# Warning: Ebay email thats a scam



## Mrs Nikki (Nov 13, 2004)

Received the below email and contacted ebay directly who confirmed that this is a scan and not from them...................................

TKC NOTICE: 3948 Account Confirmation‏
From: [email protected] 
You may not know this sender.Mark as safe|Mark as unsafe 
Sent: 11 January 2009 04:55:16 
To: 
Cc: [email protected]

Dear eBay valued customer,

Your bank has contacted us regarding some attempts of charges from your credit card via the eBay system. We have reasons to believe that you changed your registration information or that someone else has unauthorized access to your eBay account Due to recent activity, including possible unauthorized listings placed on your account, we will require a second confirmation of your identity with us in order to allow us to investigate this matter further. Your account is not suspended, but if in 48 hours after you receive this message your account is not confirmed we reserve the right to suspend your eBay registration. If you received this notice and you are not the authorized account holder, please be aware that it is in violation of eBay policy to represent oneself as another eBay user. Such action may also be in violation of local, national, and/or international law. eBay is committed to assist law enforcement with any inquires related to attempts to misappropriate personal information with the intent to commit fraud or theft. Information will be provided at the request of law enforcement agencies to ensure that perpetrators are prosecuted to the full extent of the law.

To confirm your identity with us click here:
http://www.eBay.com

After responding to the message, we ask that you allow at least 72 hours for the case to be investigated. Emailing us before that time will result in delays. We apologize in advance for any inconvenience this may cause you and we would like to thank you for your cooperation as we review this matter.

Respectfully,
Trust and Safety Department
eBay Inc.
This eBay notice was sent to you based on your eBay account preferences. If you would like to review your notification preferences for other types of communications, click here. If you would like to receive this email in text only, click here.

As outlined in our User Agreement, eBay will periodically send you information about site changes and enhancements. Visit our Privacy Policy and User Agreement if you have any questions.

Copyright © 2009 eBay Inc. All Rights Reserved.
Designated trademarks and brands are the property of their respective owners.

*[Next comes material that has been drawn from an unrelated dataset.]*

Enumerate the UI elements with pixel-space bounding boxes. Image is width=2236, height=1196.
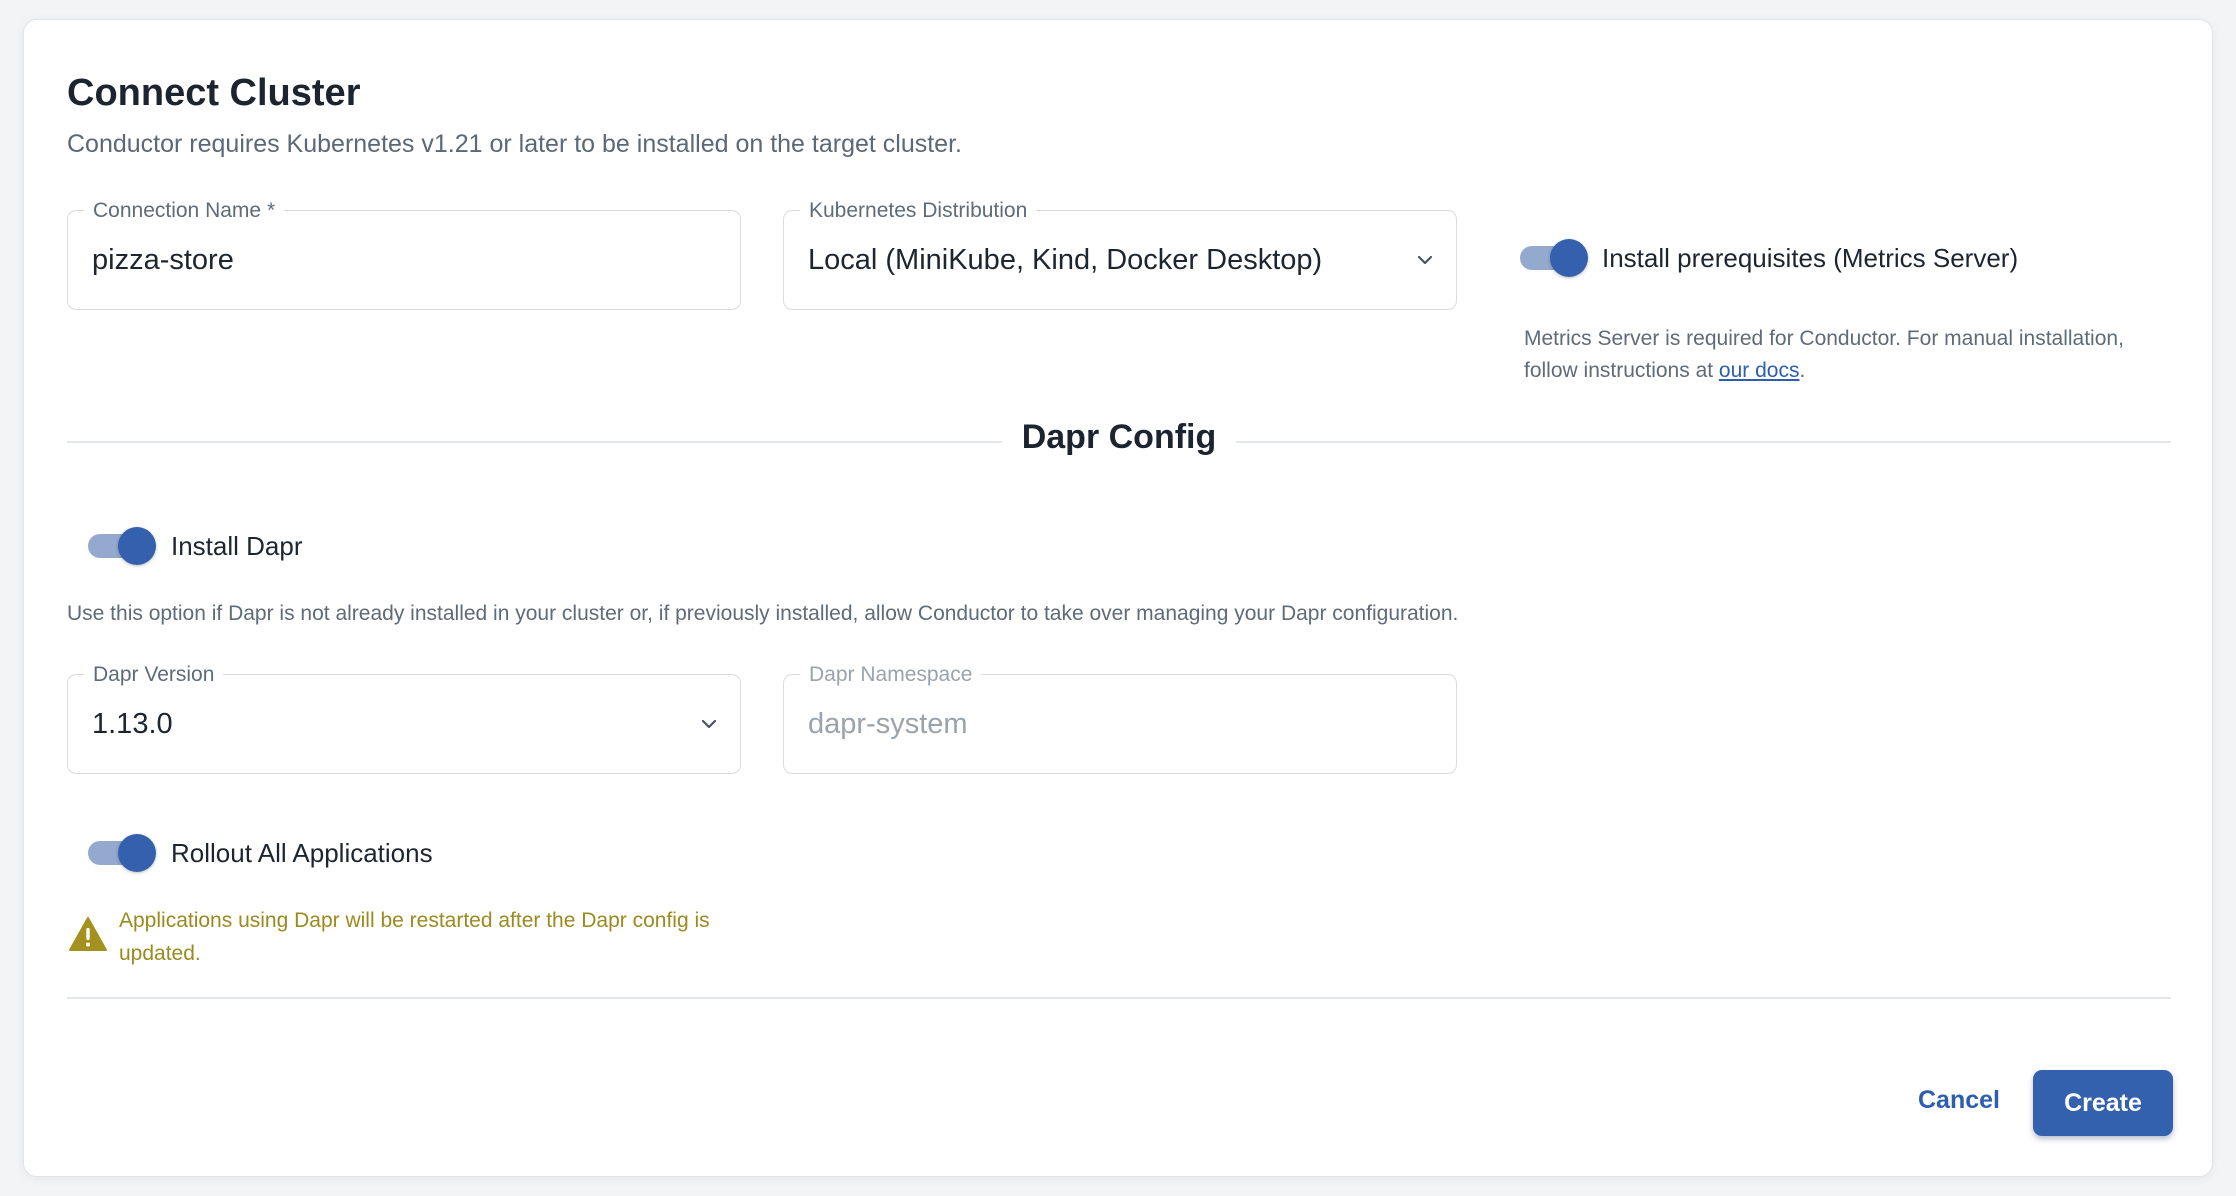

eBay and the eBay logo are trademarks of eBay Inc.

/links


----------



## dakota (Feb 6, 2007)

Its been in the paper that quite a few ebay members have had the accounts hijacked


----------



## fuzzier (Oct 31, 2005)

Scamming B*$t*rd$ are everywhere aren't they i get at least one a day at the mo from various 'organisations' today's one was apparently from the FBI, i dont even open them as they can hijack your pooter just by you opening the bad mail. if i get any from ebay that i'm not expecting i dont open them in my email i go to my ebay messages as i think genuine ebay messages usually go there too.


----------